La présidente de Caux seine Agglo et vice-présidente de la région Normandie, Virginie Lutrot, publie une tribune en faveur de la réindustrialisation dans laquelle elle met au défi l’Etat de donner aux territoires les moyens de leurs ambitions avec un maître mot : la liberté d’action.
« En France, l’État a perdu sa culture industrielle. La réindustrialisation est devenue un refrain dans la bouche des responsables politiques. Depuis 2020, les plans se succèdent – France Relance hier, France 2030 aujourd’hui – et les promesses s’accumulent. Mais sur le terrain, la reconquête industrielle reste un horizon plus qu’une réalité. Derrière les fermetures d’usines et les terrains laissés en déshérence, une vision s’est effritée : celle de l’industrie comme pilier du pays, de ses territoires, de sa souveraineté.

Virginie Lutrot, vice-présidente de la région Normandie et présidente de Caux Seine Agglo. © David Arous
L’industrie n’est pas un secteur parmi d’autres. Elle structure les chaînes de valeur, façonne les paysages, dynamise les bassins d’emploi. Or, elle ne pèse plus que 10 % du PIB français, contre 15 % en moyenne dans l’Union européenne. En Allemagne, elle atteint 20,8 %, en République tchèque 38 %. La comparaison est brutale : la France s’est désarmée.

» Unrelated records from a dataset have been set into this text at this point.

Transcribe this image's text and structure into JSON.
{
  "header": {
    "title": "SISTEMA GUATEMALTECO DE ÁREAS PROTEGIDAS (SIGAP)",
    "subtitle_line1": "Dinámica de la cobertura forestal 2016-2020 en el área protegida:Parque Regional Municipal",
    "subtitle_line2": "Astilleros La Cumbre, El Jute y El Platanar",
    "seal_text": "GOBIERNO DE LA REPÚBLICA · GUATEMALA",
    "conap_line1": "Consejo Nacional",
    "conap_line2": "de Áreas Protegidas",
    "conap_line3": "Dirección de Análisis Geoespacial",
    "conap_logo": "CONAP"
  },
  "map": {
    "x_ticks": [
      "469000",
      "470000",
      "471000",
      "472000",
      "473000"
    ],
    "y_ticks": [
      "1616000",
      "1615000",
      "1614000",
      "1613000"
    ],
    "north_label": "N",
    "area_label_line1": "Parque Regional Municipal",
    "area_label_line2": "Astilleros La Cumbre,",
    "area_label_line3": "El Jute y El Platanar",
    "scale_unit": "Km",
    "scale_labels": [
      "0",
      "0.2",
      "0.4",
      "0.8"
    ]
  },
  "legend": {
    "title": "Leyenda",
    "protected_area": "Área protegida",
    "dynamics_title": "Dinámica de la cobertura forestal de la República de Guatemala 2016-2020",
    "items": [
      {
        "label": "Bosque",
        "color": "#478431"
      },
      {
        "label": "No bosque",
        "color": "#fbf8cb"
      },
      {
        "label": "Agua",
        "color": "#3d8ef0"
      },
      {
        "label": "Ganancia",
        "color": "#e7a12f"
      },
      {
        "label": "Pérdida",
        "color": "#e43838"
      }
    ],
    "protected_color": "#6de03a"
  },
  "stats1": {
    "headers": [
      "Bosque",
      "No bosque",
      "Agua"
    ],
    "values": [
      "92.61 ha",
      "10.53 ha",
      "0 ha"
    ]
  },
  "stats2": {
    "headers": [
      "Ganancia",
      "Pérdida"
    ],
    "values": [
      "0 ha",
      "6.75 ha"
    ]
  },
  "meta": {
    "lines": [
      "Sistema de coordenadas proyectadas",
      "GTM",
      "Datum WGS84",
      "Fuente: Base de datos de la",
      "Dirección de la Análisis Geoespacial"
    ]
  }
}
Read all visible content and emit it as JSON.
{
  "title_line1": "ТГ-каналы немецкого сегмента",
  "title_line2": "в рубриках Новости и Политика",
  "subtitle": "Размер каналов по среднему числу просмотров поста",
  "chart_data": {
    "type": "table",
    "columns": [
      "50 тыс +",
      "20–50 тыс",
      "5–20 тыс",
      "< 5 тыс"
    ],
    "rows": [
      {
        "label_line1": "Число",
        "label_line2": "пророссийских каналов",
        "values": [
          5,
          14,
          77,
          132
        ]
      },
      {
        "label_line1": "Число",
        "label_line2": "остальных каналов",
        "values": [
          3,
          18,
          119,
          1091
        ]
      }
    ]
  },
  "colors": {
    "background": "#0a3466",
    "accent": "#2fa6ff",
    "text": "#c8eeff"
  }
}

Alors même que la décarbonation et la circularité pourraient être les moteurs d’une renaissance, nombre d’industriels renoncent à investir en France, rebutés par un cadre environnemental trop complexe. Le discours économique et le discours environnemental suivent en France des lignes parallèles, qui ne se croisent jamais. Il est urgent de bâtir une industrie sobre et durable : faire converger la survie productive et la lutte contre le dérèglement climatique – non plus comme deux politiques distinctes, mais comme un seul et même projet national.
L’économie circulaire avance trop lentement en France. Les filières du recyclage ou de la bioéconomie peinent à se structurer, enfermées dans un modèle où les entreprises du carbone et les éco-organismes dominent encore. Notre modèle fonctionne à rebours : il produit, consomme et gère les conséquences sans refonder la logique de production. La réindustrialisation ne se décrète pas, elle se construit localement. Dans bien des zones industrielles, les entreprises travaillent côte à côte sans jamais coopérer.
Les territoires, grands absents
La faiblesse française tient d’abord à la posture de l’État. Depuis trente ans, il gère sans orienter. À l’opposé, la Chine, avec son plan Made in China 2025, s’est dotée d’une stratégie claire. Et les États-Unis, avec l’Inflation Reduction Act, adopté sous la présidence de Joe Biden, ont fait du patriotisme industriel un levier assumé de puissance.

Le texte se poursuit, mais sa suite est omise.